A Académica, actualmente a disputar a Liga 3, eliminou ontem o velho rival União de Coimbra (Campeonato de Portugal) na 1.ª eliminatória da Taça de Portugal. O reencontro entre as duas equipas, que se tinham defrontado pela última vez em Maio de 1984, há 39 anos, levou mais de dez mil pessoas ao Estádio.
A Académica garantiu o triunfo por 3-0 já no prolongamento, com golos de Chico e João Victor, que bisou.

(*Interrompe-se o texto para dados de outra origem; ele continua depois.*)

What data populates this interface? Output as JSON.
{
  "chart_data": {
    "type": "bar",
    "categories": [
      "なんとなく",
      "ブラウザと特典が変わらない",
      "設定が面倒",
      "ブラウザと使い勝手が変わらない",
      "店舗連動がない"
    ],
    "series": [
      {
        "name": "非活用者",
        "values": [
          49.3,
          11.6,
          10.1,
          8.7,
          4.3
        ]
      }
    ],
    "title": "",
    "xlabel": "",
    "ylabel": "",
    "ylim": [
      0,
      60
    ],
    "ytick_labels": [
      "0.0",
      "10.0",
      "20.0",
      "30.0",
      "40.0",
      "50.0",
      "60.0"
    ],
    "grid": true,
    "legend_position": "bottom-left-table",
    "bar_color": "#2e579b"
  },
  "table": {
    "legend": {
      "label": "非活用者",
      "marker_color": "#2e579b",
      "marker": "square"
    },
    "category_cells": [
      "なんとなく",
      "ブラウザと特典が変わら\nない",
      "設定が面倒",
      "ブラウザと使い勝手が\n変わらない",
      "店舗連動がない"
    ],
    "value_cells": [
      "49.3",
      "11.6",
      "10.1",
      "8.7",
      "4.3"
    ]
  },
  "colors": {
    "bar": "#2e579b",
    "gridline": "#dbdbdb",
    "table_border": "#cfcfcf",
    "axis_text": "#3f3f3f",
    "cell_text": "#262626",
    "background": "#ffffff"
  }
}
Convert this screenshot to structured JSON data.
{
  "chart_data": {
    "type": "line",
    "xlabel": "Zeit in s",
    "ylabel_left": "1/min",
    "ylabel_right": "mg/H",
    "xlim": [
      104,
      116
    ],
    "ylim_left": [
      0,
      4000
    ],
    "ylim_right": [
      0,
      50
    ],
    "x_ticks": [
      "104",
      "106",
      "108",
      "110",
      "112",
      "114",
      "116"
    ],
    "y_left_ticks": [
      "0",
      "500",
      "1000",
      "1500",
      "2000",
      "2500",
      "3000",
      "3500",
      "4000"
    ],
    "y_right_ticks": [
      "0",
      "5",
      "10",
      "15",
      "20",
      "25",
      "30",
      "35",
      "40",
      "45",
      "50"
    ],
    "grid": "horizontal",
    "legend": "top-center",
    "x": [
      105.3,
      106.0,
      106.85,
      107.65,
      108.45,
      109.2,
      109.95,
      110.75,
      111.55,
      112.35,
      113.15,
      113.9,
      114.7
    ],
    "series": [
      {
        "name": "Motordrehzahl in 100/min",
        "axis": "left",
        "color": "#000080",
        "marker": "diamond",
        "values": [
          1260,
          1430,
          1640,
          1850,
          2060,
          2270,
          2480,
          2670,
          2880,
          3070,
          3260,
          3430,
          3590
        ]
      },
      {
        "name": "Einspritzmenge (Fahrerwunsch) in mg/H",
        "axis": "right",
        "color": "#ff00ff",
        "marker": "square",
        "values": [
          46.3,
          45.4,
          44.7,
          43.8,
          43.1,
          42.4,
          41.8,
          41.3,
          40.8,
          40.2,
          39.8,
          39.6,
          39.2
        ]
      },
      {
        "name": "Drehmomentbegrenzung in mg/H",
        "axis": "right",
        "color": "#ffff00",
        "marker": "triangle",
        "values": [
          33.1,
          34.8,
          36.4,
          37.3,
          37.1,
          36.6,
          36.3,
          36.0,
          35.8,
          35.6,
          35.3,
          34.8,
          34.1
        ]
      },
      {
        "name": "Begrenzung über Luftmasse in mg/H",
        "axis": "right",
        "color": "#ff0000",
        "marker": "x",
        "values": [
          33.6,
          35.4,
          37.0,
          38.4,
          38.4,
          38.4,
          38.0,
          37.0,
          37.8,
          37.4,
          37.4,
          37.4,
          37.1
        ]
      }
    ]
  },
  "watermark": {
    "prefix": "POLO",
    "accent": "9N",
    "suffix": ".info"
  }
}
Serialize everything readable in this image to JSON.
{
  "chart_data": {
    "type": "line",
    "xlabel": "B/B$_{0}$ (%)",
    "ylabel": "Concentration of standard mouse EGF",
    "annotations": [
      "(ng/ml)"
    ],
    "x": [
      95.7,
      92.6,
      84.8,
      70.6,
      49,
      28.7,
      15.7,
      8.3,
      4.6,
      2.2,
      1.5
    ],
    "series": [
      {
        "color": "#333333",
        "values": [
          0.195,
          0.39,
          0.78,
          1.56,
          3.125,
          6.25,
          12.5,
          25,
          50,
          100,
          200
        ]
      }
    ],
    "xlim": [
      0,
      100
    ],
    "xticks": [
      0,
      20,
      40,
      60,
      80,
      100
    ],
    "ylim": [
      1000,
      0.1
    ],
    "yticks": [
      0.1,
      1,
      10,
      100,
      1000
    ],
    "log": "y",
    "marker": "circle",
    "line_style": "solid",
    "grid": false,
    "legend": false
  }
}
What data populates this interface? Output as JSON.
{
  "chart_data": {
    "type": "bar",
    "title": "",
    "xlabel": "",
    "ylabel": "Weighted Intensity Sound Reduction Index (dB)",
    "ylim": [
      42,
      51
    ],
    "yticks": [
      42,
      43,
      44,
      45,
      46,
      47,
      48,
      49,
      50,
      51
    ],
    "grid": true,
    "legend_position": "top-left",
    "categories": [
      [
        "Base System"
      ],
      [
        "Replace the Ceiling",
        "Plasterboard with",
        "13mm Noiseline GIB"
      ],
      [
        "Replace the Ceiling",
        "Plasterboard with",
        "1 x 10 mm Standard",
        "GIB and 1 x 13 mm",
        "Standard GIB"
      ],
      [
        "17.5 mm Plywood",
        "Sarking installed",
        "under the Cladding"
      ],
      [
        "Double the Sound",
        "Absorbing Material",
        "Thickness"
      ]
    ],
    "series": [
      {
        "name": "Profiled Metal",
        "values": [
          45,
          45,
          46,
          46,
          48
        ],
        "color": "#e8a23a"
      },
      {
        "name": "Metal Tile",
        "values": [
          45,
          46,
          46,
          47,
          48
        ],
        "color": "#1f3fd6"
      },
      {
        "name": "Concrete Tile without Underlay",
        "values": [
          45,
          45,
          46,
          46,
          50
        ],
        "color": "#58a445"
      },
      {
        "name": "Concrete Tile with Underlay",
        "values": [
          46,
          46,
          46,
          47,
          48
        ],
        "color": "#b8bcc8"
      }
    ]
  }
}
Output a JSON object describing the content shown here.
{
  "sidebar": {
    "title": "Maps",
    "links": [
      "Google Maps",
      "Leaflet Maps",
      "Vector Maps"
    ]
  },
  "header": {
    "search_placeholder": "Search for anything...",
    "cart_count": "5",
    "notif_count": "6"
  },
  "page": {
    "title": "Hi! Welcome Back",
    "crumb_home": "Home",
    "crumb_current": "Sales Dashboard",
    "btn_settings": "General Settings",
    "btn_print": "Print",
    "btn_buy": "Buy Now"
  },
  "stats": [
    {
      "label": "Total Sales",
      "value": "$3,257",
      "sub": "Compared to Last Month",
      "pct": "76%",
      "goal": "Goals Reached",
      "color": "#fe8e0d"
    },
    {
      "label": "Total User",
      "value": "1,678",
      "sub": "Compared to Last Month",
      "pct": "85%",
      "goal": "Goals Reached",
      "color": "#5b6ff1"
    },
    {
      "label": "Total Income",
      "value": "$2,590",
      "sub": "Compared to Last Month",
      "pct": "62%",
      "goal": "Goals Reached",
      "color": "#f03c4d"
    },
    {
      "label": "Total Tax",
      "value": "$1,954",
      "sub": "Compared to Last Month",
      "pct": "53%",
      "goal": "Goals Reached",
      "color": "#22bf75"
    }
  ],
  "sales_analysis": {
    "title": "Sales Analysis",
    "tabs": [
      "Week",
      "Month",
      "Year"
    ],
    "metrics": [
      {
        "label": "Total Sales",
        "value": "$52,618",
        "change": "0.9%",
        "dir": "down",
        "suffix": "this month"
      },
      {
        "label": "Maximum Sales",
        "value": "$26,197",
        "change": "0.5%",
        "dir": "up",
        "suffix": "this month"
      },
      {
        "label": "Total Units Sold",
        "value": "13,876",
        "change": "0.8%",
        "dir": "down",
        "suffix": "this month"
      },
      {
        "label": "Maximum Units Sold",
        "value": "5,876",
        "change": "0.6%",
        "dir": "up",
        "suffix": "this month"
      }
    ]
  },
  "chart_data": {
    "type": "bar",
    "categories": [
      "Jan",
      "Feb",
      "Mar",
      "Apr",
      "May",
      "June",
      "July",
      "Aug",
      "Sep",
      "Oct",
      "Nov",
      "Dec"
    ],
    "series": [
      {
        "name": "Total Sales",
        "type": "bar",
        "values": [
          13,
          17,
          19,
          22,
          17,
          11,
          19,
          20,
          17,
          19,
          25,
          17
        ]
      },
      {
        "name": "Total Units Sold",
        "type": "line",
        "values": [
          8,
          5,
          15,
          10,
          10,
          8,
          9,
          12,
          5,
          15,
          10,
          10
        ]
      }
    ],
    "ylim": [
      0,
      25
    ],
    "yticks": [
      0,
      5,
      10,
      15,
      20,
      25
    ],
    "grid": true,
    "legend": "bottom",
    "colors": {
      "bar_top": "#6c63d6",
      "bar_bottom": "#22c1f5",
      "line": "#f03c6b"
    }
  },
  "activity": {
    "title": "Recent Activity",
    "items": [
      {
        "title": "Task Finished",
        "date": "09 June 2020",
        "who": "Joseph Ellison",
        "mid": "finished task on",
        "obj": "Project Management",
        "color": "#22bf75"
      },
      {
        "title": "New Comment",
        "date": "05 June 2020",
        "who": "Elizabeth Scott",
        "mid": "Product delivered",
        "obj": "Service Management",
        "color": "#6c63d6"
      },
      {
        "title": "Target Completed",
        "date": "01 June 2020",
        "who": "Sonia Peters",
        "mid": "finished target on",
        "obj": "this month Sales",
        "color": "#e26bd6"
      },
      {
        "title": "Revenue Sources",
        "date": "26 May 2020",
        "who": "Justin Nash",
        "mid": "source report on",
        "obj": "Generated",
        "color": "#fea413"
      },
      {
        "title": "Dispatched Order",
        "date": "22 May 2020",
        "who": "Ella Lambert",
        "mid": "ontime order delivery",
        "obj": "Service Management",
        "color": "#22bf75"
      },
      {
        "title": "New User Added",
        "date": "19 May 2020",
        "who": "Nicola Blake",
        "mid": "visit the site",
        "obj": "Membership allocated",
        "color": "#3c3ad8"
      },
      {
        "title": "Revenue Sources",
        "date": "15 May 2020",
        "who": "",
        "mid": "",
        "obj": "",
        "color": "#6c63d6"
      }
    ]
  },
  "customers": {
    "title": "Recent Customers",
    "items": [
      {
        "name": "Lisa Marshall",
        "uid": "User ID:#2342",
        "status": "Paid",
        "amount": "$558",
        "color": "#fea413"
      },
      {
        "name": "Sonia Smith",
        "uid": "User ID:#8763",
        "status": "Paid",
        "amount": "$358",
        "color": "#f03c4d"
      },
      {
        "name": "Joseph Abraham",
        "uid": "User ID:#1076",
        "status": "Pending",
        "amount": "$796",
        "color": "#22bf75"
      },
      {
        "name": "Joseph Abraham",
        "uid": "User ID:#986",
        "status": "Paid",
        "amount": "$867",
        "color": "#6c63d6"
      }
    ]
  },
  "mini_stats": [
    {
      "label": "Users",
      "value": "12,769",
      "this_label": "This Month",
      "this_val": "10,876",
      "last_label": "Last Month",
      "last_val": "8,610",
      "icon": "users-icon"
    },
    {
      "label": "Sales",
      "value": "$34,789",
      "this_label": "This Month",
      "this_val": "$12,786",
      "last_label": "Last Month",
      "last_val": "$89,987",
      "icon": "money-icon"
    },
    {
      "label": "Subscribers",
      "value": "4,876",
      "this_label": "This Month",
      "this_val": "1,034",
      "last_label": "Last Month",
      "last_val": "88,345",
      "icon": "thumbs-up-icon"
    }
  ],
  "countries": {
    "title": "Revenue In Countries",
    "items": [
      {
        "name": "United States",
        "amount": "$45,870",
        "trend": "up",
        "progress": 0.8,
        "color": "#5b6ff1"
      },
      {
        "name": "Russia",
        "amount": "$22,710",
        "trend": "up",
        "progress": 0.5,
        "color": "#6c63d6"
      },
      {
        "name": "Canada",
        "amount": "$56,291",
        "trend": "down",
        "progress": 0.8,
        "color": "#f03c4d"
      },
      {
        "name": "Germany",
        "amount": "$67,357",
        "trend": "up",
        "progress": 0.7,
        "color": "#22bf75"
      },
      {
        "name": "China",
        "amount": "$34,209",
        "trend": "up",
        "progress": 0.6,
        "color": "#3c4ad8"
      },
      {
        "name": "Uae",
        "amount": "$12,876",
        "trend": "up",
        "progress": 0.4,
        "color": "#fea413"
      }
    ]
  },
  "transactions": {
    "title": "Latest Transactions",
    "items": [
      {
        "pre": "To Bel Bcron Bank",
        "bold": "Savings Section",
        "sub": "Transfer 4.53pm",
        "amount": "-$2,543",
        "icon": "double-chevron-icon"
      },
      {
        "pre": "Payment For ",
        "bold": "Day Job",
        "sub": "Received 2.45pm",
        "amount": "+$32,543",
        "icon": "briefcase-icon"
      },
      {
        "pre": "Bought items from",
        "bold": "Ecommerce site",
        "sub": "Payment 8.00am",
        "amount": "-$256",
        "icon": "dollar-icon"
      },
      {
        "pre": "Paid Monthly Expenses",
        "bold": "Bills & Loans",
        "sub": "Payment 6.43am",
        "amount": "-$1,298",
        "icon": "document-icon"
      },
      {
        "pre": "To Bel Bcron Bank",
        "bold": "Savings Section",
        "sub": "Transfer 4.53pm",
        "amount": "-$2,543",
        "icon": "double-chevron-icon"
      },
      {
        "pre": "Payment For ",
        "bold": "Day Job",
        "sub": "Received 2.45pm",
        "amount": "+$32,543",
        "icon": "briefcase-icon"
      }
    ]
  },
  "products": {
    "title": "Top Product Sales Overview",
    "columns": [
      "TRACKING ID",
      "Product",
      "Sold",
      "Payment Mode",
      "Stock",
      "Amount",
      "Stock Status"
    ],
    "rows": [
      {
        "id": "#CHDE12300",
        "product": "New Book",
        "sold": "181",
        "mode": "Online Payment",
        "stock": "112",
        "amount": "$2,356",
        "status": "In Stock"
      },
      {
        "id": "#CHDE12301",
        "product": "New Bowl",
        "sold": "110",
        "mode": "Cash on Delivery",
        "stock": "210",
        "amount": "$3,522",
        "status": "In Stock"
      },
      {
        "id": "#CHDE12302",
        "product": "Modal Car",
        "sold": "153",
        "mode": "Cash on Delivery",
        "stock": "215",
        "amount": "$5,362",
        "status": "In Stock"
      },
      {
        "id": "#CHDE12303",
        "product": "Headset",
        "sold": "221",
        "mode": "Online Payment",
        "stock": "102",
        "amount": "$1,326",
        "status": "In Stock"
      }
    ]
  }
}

Nessa altura, a União de Coimbra já estava reduzida a dez elementos, por expulsão de Amaral.
Muito antes da hora do encontro, milhares de pessoas marcaram presença nas imediações do estádio em ambiente de festa, com adeptos dos dois clubes em saudável convívio, aproveitando o tempo soalheiro.
“Adoro ver este ambiente e estou emocionado ao ver as pessoas da Académica misturadas com as do União”, desabafou à agência Lusa Aristides Costa, de 78 anos, um entusiasta das ‘capas negras’, do tempo em que estudava na Escola Comercial de Coimbra.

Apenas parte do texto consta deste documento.